Diesen Anforderungen wird die Entscheidung des Beklagten vom 27. August 2010 nicht gerecht. Weder der Ausgangsbescheid noch
der Widerspruchsbescheid vom 8. Februar 2011 nennen konkret den Zeitpunkt, von dem an die Teil-Aufhebung des Zuerkennungsbescheides
vom 5. September 2005 wirksam sein soll. Zwar ist es unschädlich, wenn der Regelungsgehalt des Verfügungssatzes erst durch
Auslegung ermittelt werden muss, beispielsweise anhand der Begründung des Verwaltungsakts, doch ist bei einer derartigen Auslegung
abzustellen auf die Erkenntnismöglichkeit eines verständigen, objektiven Erklärungsempfängers (BSG, Urteil vom 10. Juli 2012, B 13 R 85/11 R, juris, Randnummer 25 m. w. N.). Ein Verwaltungsakt ist danach hinreichend bestimmt, wenn für den verständigen Beteiligten
der Wille der Behörde unzweideutig erkennbar wird und eine unterschiedliche subjektive Bewertung nicht möglich ist. An diesen
Maßstäben gemessen ist der angefochtene Bescheid einer Auslegung nicht zugänglich. Weder im Verfügungssatz des Bescheides
selbst noch in seiner Begründung noch im Widerspruchsbescheid wird ein konkreter oder zumindest eindeutig konkretisierbarer
Zeitpunkt für das Wirksamwerden der Absenkungsentscheidung genannt. Ohne Erfolg beruft sich der Beklagte darauf, dass § 39 Abs. 1 Satz 1 SGB X eine gesetzliche Regelung dahingehend treffe, dass der Verwaltungsakt in dem Zeitpunkt wirksam werde, in dem er demjenigen,
für den er bestimmt ist oder der von ihm betroffen wird, bekannt gegeben wird. Die Betrachtungsweise des Beklagten übersieht
bereits, dass § 39 Abs. 1 Satz 1 SGB X lediglich die sogenannte äußere Wirksamkeit betrifft, damit jedoch noch nichts über die hinreichende inhaltliche Konkretisierung
gesagt ist. Gemäß § 39 Abs. 1 Satz 2 SGB X wird nämlich der Verwaltungsakt mit dem Inhalt wirksam, mit dem er bekanntgegeben wird. Was aber genau Inhalt des Teilaufhebungsbescheides
in Bezug auf die Wirksamkeit der Absenkungsentscheidung ist, lässt sich dem Bescheid nicht mit hinreichender Sicherheit entnehmen.

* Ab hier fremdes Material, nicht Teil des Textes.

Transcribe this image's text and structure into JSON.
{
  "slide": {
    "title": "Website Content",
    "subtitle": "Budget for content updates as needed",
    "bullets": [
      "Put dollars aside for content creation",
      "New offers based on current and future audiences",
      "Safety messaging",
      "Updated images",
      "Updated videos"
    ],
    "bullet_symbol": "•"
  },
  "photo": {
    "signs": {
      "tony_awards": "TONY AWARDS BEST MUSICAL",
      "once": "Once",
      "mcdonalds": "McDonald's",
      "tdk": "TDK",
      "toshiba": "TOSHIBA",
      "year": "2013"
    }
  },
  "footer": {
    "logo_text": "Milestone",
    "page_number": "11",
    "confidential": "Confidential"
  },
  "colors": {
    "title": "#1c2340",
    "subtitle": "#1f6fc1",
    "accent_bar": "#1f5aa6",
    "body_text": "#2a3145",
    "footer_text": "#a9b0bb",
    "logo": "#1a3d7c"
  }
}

So ist dem Ausgangsbescheid vom 27. August 2010 noch nicht einmal mit hinreichender Sicherheit zu entnehmen, dass der Beklagte
die Aufhebung nicht tatsächlich für die Vergangenheit - nämlich rückwirkend auf den Ablauf der sogenannten Zeit der Heilungsbewährung
- hat vornehmen wollen. Anders als der Widerspruchsbescheid nennt der Ausgangsbescheid die Vorschrift des § 48 Abs. 1 SGB X ohne hierbei ausdrücklich auf die Wirkung für die Zukunft abzustellen. Darüber hinaus ist in der Begründung des Ausgangsbescheides
auf den Zeitraum der Heilungsbewährung hingewiesen und die Höherbewertung des GdB ausdrücklich als "für diesen Zeitraum" bezeichnet
worden. Insbesondere auch vor dem Hintergrund, dass der Beklagte im Zuerkennungsbescheid aus dem September 2005 ausdrücklich
auf eine Nachprüfung im Mai 2009 Bezug genommen und die Gültigkeit des Schwerbehindertenausweises bis November 2009 befristet
hat, kann sich für einen objektiven Empfänger der im Bescheid vom 27. August 2010 enthaltenen Erklärung der Eindruck ergeben,
die Aufhebung des GdB solle rückwirkend erfolgen. Ein derartiges Missverständnis fördert der Beklagte darüber hinaus durch
die denkbar unscharfe Formulierung im Verfügungssatz: "Der Bescheid vom 5. September 2005 wird entsprechend aufgehoben.".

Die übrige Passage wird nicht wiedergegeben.